ER stress and chemo-resistance: Role of protein kinase R-like endoplasmic reticulum kinase (PERK). The anti-neoplastic drugs, possess ERS-mediated apoptosis and exert their anticancer effect by entering the tumor cells, using influx transporters, including an organic anion transporter (OAT), organic anion-transporting polypeptide (OATP), organic cation transporter (OCT), and a copper transporter (Ctr). On the other hand, ATP-dependent multidrug transporters of the carrier-mediated, ubiquitous superfamily of ATP-binding cassette (ABC) proteins actively efflux chemotherapeutic agents out of the cell. ABC proteins include the multidrug resistance protein (MDR), which confer resistance to many anticancer drugs in cancer cells. The ERS-mediated activated PERK, phosphorylates eukaryotic translation initiation factor-2α (eIF2α) and nuclear factor erythroid 2 (NFE2)-related factor 2 (Nrf2). Activation of PERK via agents that trigger the ERSR, promotes a dissociation of the cytoplasmic Nrf2/Keap1, and the Nrf2 possess its cyto-protective activity by activating detoxifying enzyme systems, including the cytochrome P450 (CYP) system, glutathione-S-transferases (GSTs), thus, reducing ROS, leading to the prevention of apoptosis in cancer cells. The GSTs ensure a high GSH concentration and GSH-transporters inside cancer cells, which are associated with a high resistance to chemotherapeutic agents. The GSH exhibits cancer cell resistance to anti-neoplastic treatments, either by inhibition of apoptosis or chemotherapeutic drug detoxification, by the GSH-drug conjugation, followed by efflux through the GSH-pump of MRP transporters. The activated PERK-Nrf2 signaling, upregulates the multidrug resistance protein 1 (MRP1), by the activation of antioxidant enzymes (HO-1, SOD, catalase, etc.) that neutralize the reactive oxygen species (ROS) and increases the drug efflux, leading to a reduction in the ROS levels. Nrf2 stabilization by the exposure of antioxidant enzymes, leads to an increased Bcl-2/Bax ratio, subsequently reducing apoptosis and increasing cell survival, by regulation of Topo II, p53, and its target gene p21. The PERK activity can induce cellular inhibitor of apoptosis (cIAP1 and cIAP2) proteins, by the activation of phosphatidylinositol 3-kinase (PI3K)-Akt signaling pathway, leading to chemotherapy resistance.

Figure 4

ER stress and chemo-resistance: Role of inositol-requiring enzyme 1 alpha (IRE1), activating transcription factor 6 alpha (ATF6), and glucose-regulated protein 78 (GRP78).
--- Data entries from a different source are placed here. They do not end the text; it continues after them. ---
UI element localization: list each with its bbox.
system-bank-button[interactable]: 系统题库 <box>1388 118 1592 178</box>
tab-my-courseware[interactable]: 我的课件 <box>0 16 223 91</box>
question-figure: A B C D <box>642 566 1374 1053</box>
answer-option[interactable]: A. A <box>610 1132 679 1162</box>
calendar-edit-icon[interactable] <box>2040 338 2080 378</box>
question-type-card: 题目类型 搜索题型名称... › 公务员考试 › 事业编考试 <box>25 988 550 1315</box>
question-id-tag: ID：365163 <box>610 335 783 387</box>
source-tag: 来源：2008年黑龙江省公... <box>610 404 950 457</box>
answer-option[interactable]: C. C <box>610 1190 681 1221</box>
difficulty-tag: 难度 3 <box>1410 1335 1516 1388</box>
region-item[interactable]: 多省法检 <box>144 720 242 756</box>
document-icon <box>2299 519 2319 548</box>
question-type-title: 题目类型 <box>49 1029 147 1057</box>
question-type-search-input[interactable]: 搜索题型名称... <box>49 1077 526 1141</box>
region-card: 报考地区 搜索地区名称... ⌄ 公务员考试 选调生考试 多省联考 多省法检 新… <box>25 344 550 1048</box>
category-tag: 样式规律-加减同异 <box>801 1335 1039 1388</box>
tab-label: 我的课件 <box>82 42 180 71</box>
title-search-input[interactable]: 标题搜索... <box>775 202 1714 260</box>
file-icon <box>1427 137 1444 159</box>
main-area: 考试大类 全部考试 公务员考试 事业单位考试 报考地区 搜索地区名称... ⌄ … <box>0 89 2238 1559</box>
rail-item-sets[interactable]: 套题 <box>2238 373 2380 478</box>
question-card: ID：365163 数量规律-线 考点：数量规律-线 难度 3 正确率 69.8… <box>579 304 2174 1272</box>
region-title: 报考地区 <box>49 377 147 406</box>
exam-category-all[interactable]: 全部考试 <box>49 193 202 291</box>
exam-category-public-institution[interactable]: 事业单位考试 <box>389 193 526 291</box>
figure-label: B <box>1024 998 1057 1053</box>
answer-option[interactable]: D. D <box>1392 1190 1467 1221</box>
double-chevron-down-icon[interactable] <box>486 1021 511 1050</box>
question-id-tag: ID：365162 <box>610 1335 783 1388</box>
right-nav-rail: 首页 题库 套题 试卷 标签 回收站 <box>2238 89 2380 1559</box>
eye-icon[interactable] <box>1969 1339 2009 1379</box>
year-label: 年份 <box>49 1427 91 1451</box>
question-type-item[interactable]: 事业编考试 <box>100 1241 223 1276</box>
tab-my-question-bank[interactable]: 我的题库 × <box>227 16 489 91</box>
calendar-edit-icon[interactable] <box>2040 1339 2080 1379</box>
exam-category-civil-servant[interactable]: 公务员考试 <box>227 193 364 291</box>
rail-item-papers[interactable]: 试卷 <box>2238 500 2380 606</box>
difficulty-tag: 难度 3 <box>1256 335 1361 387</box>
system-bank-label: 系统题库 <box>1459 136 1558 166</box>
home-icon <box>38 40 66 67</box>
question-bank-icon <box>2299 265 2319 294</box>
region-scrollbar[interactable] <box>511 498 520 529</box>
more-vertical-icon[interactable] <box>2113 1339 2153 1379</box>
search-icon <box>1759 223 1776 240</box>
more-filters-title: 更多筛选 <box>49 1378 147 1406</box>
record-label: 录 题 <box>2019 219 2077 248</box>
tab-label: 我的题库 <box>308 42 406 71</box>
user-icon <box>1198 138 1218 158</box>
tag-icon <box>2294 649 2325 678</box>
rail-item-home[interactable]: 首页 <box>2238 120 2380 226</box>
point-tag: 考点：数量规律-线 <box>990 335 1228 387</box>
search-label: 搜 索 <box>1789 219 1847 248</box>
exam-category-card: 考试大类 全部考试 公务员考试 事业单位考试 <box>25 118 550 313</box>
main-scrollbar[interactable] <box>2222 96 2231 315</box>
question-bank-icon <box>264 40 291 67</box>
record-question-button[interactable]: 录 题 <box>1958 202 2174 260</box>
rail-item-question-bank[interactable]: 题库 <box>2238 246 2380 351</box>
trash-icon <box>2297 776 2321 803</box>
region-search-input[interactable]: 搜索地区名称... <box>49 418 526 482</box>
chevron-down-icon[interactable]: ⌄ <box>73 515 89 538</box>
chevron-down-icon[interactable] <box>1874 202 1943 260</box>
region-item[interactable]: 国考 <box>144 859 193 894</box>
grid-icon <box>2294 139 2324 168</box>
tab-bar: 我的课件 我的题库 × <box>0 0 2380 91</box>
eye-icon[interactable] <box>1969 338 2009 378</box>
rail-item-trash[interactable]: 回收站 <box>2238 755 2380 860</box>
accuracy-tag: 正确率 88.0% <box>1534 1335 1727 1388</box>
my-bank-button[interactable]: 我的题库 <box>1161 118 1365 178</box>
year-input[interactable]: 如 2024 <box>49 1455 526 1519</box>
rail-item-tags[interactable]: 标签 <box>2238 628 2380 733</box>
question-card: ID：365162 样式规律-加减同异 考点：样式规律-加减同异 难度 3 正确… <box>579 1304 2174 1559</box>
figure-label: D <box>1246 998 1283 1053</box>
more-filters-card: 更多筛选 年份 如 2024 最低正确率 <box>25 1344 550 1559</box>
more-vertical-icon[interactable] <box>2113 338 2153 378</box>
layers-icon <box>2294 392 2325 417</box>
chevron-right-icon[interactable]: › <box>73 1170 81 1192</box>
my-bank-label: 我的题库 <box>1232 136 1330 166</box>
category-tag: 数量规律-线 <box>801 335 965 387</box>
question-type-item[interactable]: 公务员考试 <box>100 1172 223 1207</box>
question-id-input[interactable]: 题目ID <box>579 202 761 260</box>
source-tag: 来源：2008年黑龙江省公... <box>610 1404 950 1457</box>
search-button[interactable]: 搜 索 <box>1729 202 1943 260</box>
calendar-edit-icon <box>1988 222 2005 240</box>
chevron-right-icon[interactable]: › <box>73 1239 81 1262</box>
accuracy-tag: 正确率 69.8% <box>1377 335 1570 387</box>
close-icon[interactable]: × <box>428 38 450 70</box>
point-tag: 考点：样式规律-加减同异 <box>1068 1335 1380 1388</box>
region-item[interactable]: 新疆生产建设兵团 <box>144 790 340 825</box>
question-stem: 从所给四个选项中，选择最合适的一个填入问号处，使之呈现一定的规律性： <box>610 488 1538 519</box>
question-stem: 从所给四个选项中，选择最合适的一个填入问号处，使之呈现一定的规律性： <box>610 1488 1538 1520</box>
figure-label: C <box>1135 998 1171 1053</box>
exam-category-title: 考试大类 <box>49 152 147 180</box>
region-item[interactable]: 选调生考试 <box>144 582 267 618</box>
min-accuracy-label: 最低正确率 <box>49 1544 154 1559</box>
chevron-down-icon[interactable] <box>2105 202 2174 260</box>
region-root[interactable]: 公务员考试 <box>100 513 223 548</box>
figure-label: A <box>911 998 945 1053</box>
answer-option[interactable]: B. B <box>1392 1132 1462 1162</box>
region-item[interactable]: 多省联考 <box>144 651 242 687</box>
Upon ERS, IRE splices and activates the X-box-binding protein 1 (XBP1) that controls cycline A1 expression and regulates HIF1α targets. The activation of IRE1 leads to the activation of c-Jun N-terminal protein kinase (JNK), followed by inducing AP-1 transcriptional activity. The Raf/MEK/ERK pathway is also involved in IRE1-mediated chemo-resistance. ATF6α possesses chemo-resistance through the regulation of ER chaperone BiP protein, mediated by the activation of disulfide isomerase A5 (PDIA5) and p38-dependent ATF6α-mTOR pathway, upon ER stress. GRP78 exhibits its chemo-resistance properties, upon ERS, through the suppression of C/EBP homologous protein (CHOP), Bcl-2-interacting killer (BIK), phorbol-12-myristate-13-acetate-induced protein 1 (PMAIP1) or NOXA, Topo II, and induction of Bcl-2, leading to the activation of caspase-7 dependent apoptosis. GRP78 suppresses G1/S transition-related cyclins (D1, E1, and E2) and cyclin-dependent kinase (CDK4 and CDK6) protein expression. Additionally, the phosphorylation of GRP78 leads to the activation of Ras/MAPK and PI3-kinase downstream signaling, and the recruitment of p21 activated kinases 2 (PAK-2) via NCK, thus, inhibiting the pro-apoptotic protein Bcl-2-associated death (Bad).